La compatibilidad multi-modelo es otro aspecto positivo, permitiendo reutilizar el accessory en diferentes placas según evoluciona el proyecto. El precio contenido lo posiciona como opción interesante para makers que necesitan visualización básica sin invertir en pantallas HDMI externas.
Como aspectos mejorables, la resolución resulta justa para aplicaciones que requieran mostrar información más detallada. Los 65K colores son suficientes para gráficos simples, pero limitan ambitions visuales más ambiciosas. El hecho de no incluir instrucciones detalladas en español puede dificultar el primer contacto para usuarios menos técnicos.
La ausencia de protective case deja la pantalla expuesta a daños en proyectos portátiles, algo a considerar durante el diseño del enclosure.
Veredicto del experto
Esta pantalla LCD HAT cumple con lo prometido: una solución de visualización económica y funcional para proyectos Raspberry Pi que no requieren pantallas de alta resolución. Su integración directa sobre GPIO, los controles incluidos y la compatibilidad con múltiples modelos de placa la convierten en una opción práctica para makers, estudantes de electrónica o desarrolladores de proyectos IoT que necesitan feedback visual básico.

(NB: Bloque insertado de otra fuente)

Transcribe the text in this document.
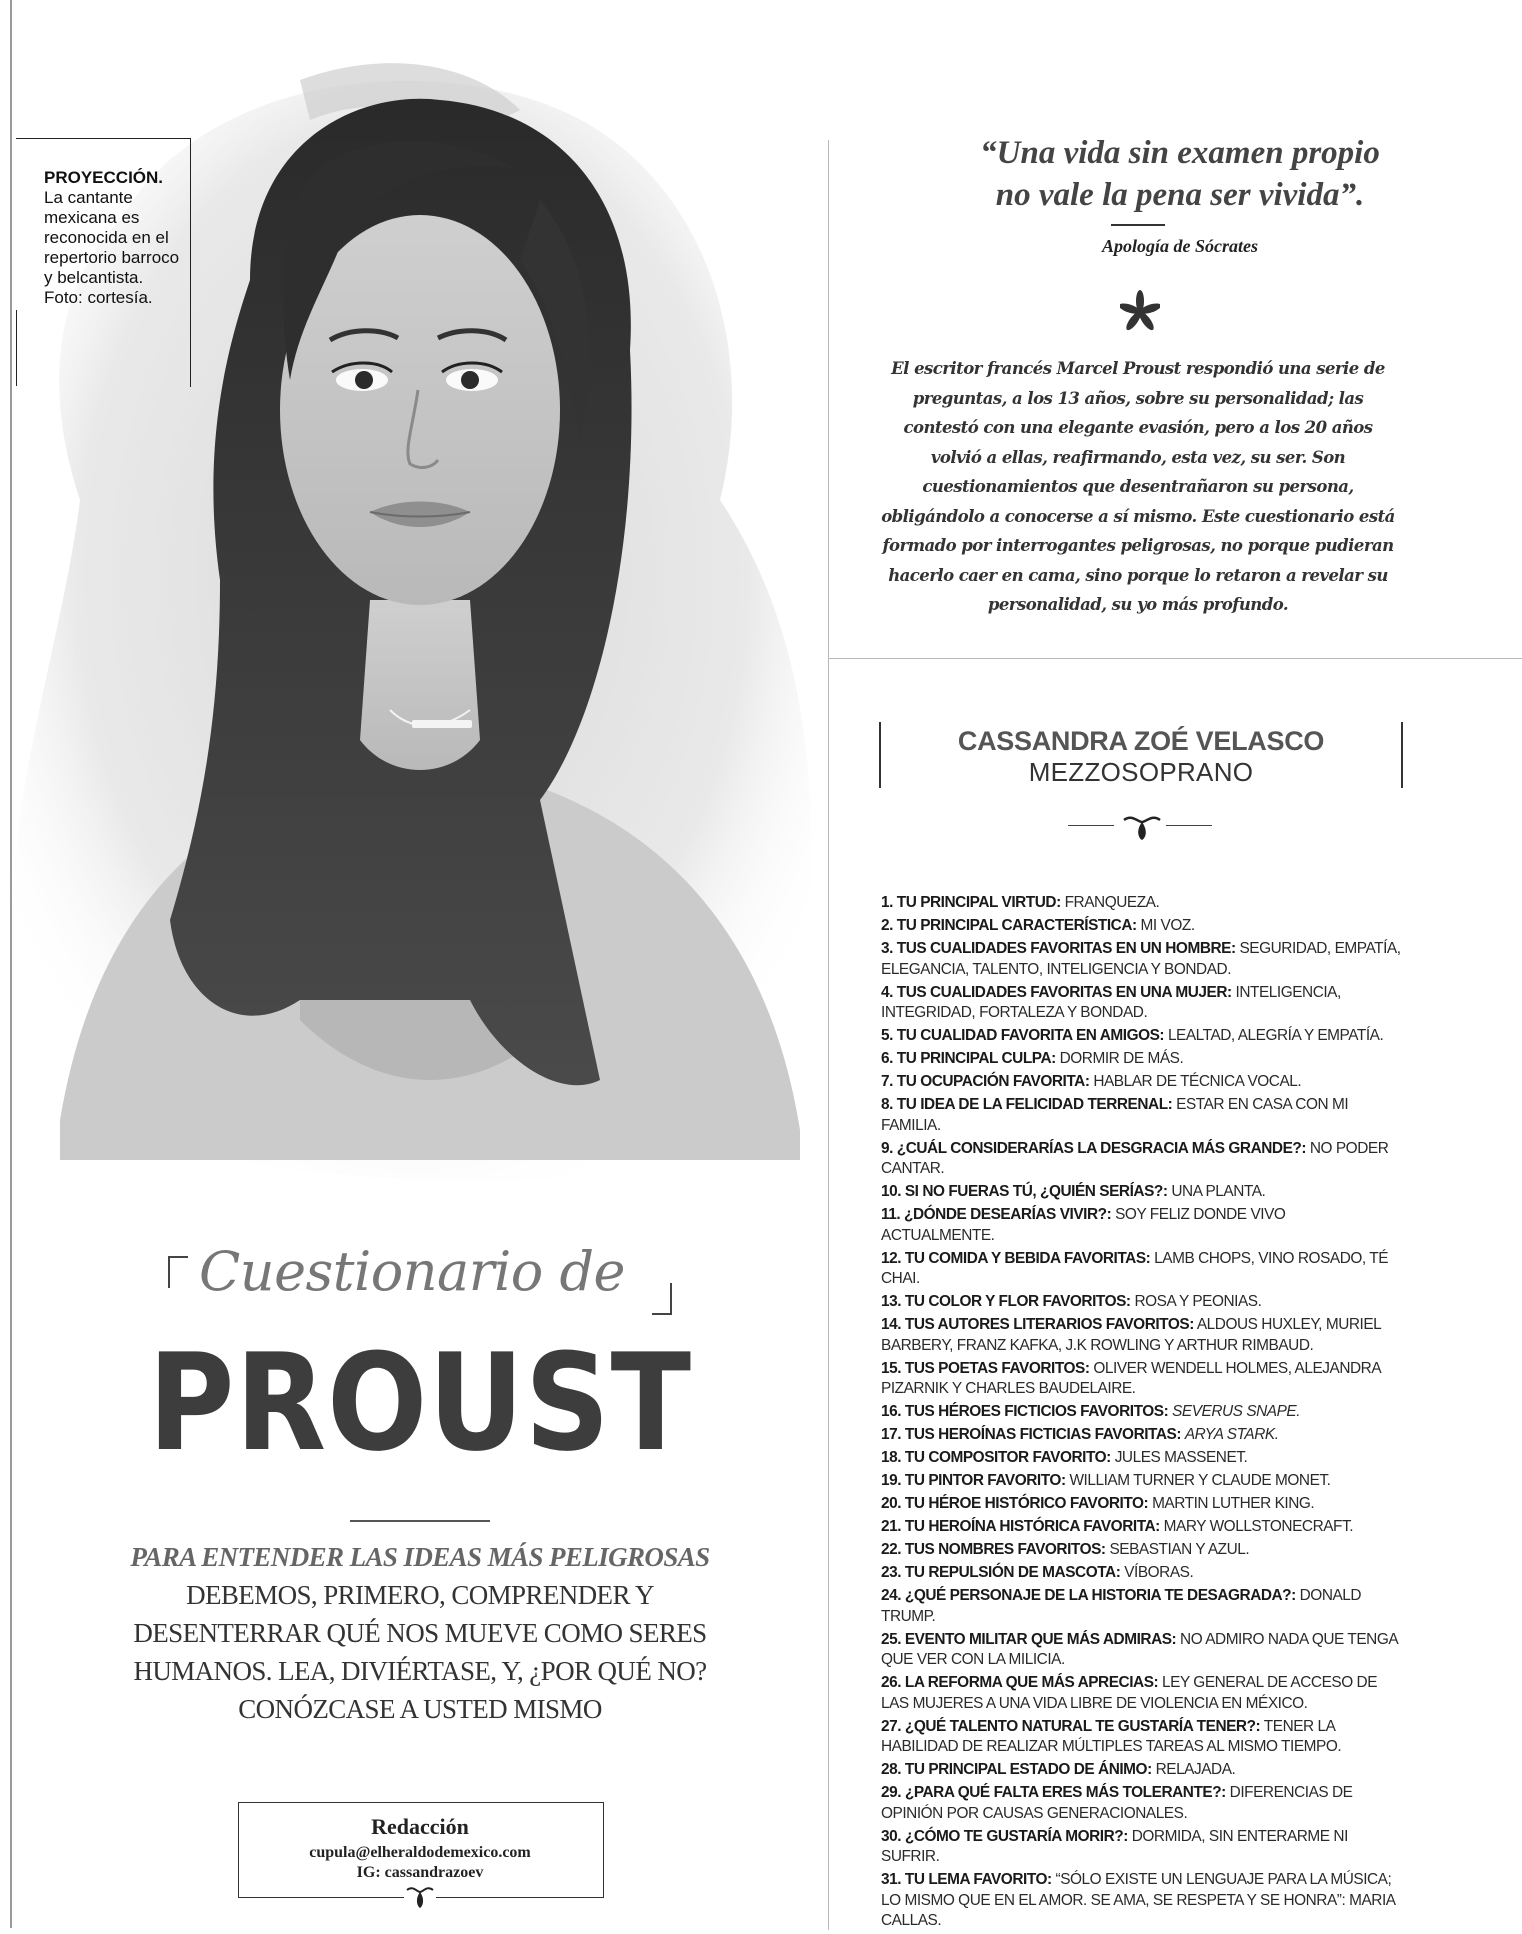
PROYECCIÓN.
La cantante mexicana es reconocida en el repertorio barroco y belcantista. Foto: cortesía.
“Una vida sin examen propio
no vale la pena ser vivida”.
Apología de Sócrates
El escritor francés Marcel Proust respondió una serie de preguntas, a los 13 años, sobre su personalidad; las contestó con una elegante evasión, pero a los 20 años volvió a ellas, reafirmando, esta vez, su ser. Son cuestionamientos que desentrañaron su persona, obligándolo a conocerse a sí mismo. Este cuestionario está formado por interrogantes peligrosas, no porque pudieran hacerlo caer en cama, sino porque lo retaron a revelar su personalidad, su yo más profundo.
CASSANDRA ZOÉ VELASCO
MEZZOSOPRANO
1. TU PRINCIPAL VIRTUD: FRANQUEZA.
2. TU PRINCIPAL CARACTERÍSTICA: MI VOZ.
3. TUS CUALIDADES FAVORITAS EN UN HOMBRE: SEGURIDAD, EMPATÍA, ELEGANCIA, TALENTO, INTELIGENCIA Y BONDAD.
4. TUS CUALIDADES FAVORITAS EN UNA MUJER: INTELIGENCIA, INTEGRIDAD, FORTALEZA Y BONDAD.
5. TU CUALIDAD FAVORITA EN AMIGOS: LEALTAD, ALEGRÍA Y EMPATÍA.
6. TU PRINCIPAL CULPA: DORMIR DE MÁS.
7. TU OCUPACIÓN FAVORITA: HABLAR DE TÉCNICA VOCAL.
8. TU IDEA DE LA FELICIDAD TERRENAL: ESTAR EN CASA CON MI FAMILIA.
9. ¿CUÁL CONSIDERARÍAS LA DESGRACIA MÁS GRANDE?: NO PODER CANTAR.
10. SI NO FUERAS TÚ, ¿QUIÉN SERÍAS?: UNA PLANTA.
11. ¿DÓNDE DESEARÍAS VIVIR?: SOY FELIZ DONDE VIVO ACTUALMENTE.
12. TU COMIDA Y BEBIDA FAVORITAS: LAMB CHOPS, VINO ROSADO, TÉ CHAI.
13. TU COLOR Y FLOR FAVORITOS: ROSA Y PEONIAS.
14. TUS AUTORES LITERARIOS FAVORITOS: ALDOUS HUXLEY, MURIEL BARBERY, FRANZ KAFKA, J.K ROWLING Y ARTHUR RIMBAUD.
15. TUS POETAS FAVORITOS: OLIVER WENDELL HOLMES, ALEJANDRA PIZARNIK Y CHARLES BAUDELAIRE.
16. TUS HÉROES FICTICIOS FAVORITOS: SEVERUS SNAPE.
17. TUS HEROÍNAS FICTICIAS FAVORITAS: ARYA STARK.
18. TU COMPOSITOR FAVORITO: JULES MASSENET.
19. TU PINTOR FAVORITO: WILLIAM TURNER Y CLAUDE MONET.
20. TU HÉROE HISTÓRICO FAVORITO: MARTIN LUTHER KING.
21. TU HEROÍNA HISTÓRICA FAVORITA: MARY WOLLSTONECRAFT.
22. TUS NOMBRES FAVORITOS: SEBASTIAN Y AZUL.
23. TU REPULSIÓN DE MASCOTA: VÍBORAS.
24. ¿QUÉ PERSONAJE DE LA HISTORIA TE DESAGRADA?: DONALD TRUMP.
25. EVENTO MILITAR QUE MÁS ADMIRAS: NO ADMIRO NADA QUE TENGA QUE VER CON LA MILICIA.
26. LA REFORMA QUE MÁS APRECIAS: LEY GENERAL DE ACCESO DE LAS MUJERES A UNA VIDA LIBRE DE VIOLENCIA EN MÉXICO.
27. ¿QUÉ TALENTO NATURAL TE GUSTARÍA TENER?: TENER LA HABILIDAD DE REALIZAR MÚLTIPLES TAREAS AL MISMO TIEMPO.
28. TU PRINCIPAL ESTADO DE ÁNIMO: RELAJADA.
29. ¿PARA QUÉ FALTA ERES MÁS TOLERANTE?: DIFERENCIAS DE OPINIÓN POR CAUSAS GENERACIONALES.
30. ¿CÓMO TE GUSTARÍA MORIR?: DORMIDA, SIN ENTERARME NI SUFRIR.
31. TU LEMA FAVORITO: “SÓLO EXISTE UN LENGUAJE PARA LA MÚSICA; LO MISMO QUE EN EL AMOR. SE AMA, SE RESPETA Y SE HONRA”: MARIA CALLAS.
Cuestionario de
PROUST
PARA ENTENDER LAS IDEAS MÁS PELIGROSAS DEBEMOS, PRIMERO, COMPRENDER Y DESENTERRAR QUÉ NOS MUEVE COMO SERES HUMANOS. LEA, DIVIÉRTASE, Y, ¿POR QUÉ NO? CONÓZCASE A USTED MISMO
Redacción
cupula@elheraldodemexico.com
IG: cassandrazoev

No es una pantalla para usuarios que busquen calidad de imagen premium o resolución elevada, pero para su propósito diseñado resulta más que adecuada. La relación precio-funcionalidad es correcta, y el formato HAT simplifica implementaciones que de otro modo requerirían cableado adicional y gestión de alimentación externa.
Si tu proyecto necesita mostrar datos de sensores, indicadores de estado o menús de configuración simples, esta pantalla representa una solución eficiente. Para proyectos más ambiciosos visualmente, convendrá explorar alternativas con mayor resolución y densidad de píxeles.